When Payers Think Non-Inferior Products are Superior

November 11, 2016

Article by:

Camm Epstein
Founder
Currant Insights

Yes, sometimes payers view “non-inferior” products as being superior. Just how they react to new products with evidence of non-inferiority depends, of course, on the context. Before jumping into different market scenarios, let’s first explore the concept of non-inferiority.

Say what?

Our language often plays with the notion of non-inferiority. In reference to, say, a meal, you’ve probably heard someone say (or said yourself), “not bad.” Depending on the context, the food could have been fair (but not bad), good, or even great; without context, the valuation is ambiguous and left open to interpretation. Our language is replete with these double negatives that grammarians refer to as litotes. Getting one’s arms around the concept is not difficult — but does that mean it is easy?

Relativity

Payers evaluate late entrants relative to the alternatives for two key reasons: (1) payers crave comparative effectiveness research (CER), and (2) payers have to use CER when it’s all that is available, such as when clinical trials with active comparators intentionally lack placebos for ethical reasons. Trials can be designed to yield evidence of relative superiority or, curiously, non-inferiority. Technically speaking, non-inferiority can’t be proven, although one can find statistical evidence of superiority or inferiority. The intended meaning of the term non-inferiority is that any difference is small and not statistically significant. And while no manufacturer seeks to demonstrate inferiority, that too is a potential outcome.

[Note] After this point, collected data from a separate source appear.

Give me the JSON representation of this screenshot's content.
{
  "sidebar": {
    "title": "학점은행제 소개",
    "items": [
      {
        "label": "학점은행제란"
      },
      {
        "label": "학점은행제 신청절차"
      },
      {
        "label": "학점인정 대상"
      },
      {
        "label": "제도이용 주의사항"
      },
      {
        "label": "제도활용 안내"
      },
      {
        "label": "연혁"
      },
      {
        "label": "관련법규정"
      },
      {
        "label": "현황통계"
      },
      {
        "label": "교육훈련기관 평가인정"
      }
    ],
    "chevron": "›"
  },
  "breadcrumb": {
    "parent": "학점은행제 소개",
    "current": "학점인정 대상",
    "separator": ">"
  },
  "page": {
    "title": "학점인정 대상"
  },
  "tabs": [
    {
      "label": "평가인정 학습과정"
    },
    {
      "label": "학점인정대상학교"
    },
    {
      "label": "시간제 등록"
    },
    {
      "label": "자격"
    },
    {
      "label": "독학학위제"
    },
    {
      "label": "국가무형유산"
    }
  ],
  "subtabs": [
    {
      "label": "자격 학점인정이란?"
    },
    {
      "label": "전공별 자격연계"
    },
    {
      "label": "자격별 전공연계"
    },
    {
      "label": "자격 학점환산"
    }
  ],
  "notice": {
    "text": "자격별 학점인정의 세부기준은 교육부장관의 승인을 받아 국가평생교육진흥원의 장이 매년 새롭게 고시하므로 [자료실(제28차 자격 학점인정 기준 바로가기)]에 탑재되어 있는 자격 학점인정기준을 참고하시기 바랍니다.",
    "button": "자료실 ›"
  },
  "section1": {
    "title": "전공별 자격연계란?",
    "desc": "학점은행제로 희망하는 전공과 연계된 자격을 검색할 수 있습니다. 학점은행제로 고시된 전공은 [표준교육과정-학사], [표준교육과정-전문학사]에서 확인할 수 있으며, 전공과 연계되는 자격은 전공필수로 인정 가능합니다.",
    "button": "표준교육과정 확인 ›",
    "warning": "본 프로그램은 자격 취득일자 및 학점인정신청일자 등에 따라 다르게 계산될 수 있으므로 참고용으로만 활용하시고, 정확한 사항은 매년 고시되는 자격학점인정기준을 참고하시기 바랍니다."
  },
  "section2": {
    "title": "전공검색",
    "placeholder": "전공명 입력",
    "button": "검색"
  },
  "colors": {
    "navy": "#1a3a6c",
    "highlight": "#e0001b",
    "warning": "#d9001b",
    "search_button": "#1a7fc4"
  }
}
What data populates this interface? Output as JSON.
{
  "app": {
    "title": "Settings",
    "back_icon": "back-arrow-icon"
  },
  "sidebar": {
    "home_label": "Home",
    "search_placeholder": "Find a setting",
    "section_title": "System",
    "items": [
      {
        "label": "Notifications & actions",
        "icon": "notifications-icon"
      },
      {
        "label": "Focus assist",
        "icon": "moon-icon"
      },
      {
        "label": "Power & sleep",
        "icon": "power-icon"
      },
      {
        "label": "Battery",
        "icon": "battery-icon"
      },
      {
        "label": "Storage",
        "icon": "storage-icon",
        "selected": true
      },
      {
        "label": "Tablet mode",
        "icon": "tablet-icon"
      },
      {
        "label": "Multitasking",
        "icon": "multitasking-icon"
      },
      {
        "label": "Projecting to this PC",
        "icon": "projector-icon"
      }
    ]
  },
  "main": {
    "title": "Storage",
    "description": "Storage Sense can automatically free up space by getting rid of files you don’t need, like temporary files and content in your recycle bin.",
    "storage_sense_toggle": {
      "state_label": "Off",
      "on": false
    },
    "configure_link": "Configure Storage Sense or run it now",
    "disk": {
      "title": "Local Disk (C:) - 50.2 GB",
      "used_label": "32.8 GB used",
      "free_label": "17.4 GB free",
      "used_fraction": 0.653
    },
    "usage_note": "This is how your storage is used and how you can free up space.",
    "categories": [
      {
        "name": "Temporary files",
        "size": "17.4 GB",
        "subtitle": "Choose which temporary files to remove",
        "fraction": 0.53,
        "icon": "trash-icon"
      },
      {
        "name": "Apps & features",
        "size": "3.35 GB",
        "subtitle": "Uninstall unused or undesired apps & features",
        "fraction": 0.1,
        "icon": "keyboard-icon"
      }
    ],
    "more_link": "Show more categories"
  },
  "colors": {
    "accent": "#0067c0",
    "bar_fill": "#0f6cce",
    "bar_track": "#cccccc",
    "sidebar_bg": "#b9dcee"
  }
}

Things get murky right out of the gates when selecting the comparator, and payers are often critical of the choice. Payers may prefer a comparator widely viewed as the standard of care or a comparator with a commanding market share. In contrast, manufacturers may frustrate payers and choose to compare performance against a product within the same class or having the same mechanism of action in a supposed attempt to make apple-to-apple comparisons. But a “cleaner” comparison may be less relevant to payers for clinical or economic reasons.

Designs with uncertainty and subjectivity

When designing a non-inferiority study, the assumed treatment effect of the comparator is based on prior study outcomes and an assumption that the treatment effect will be the same in the non-inferiority study. But that quickly proves difficult as populations and treatments change over time. New combinations and adjuvant therapies muddy the waters. The trial design must also set the largest clinically acceptable degree of inferiority (i.e., the degree to which a product can fall short of expectations), which is a subjective determination. And let’s not forget the ubiquitous and potentially subjective and inconsistent study-design decisions related to endpoint(s), dose(s), inclusion and exclusion criteria, time point for assessing the endpoint, and study duration. Given the array of decisions to make, as well as the assumptions unique to non-inferiority trials, it is not surprising that payers are naturally skeptical of evidence based on non-inferiority studies.

Questionable motives

Payers may question the motivation of manufacturers that seek to demonstrate non-inferiority. Some payers may interpret evidence of non-inferiority as a lack of investment and commitment to power a study with sample sizes sufficient to demonstrate superiority. Alternatively, payers may interpret evidence of non-inferiority as attempts to avoid the risk that evidence of inferiority will surface, or —much worse — suppress evidence of inferiority.

When not bad is good

Payers typically want new products that are superior to alternatives, not non-inferior products. But there are scenarios where payers embrace non-inferior products. Payers love a new non-inferior product that costs much less than the alternatives. The potential for biosimilars — products deemed to be non-inferior to their respective reference products — to reduce spend is of great interest to payers. And payers may embrace a new non-inferior product that is self-administered versus one that is physician-administered, or one that has a safety profile that could yield medical-cost offsets. Non-inferior products that lack a compelling clinical or economic value proposition are often rejected, unless the new product brings welcomed competition to the market.

It depends

Have you noticed how good food tastes when you’re hungry? Even warm pancake batter is not bad if you’re very hungry and add enough syrup.

Manufacturers need to anticipate payers’ receptiveness to a new entrant’s non-inferiority designation, as payers can view the product as being fair, good, or even great. Doing so successfully begins with the ability to see the clinical and/or economic value of the designation through a payer’s eyes.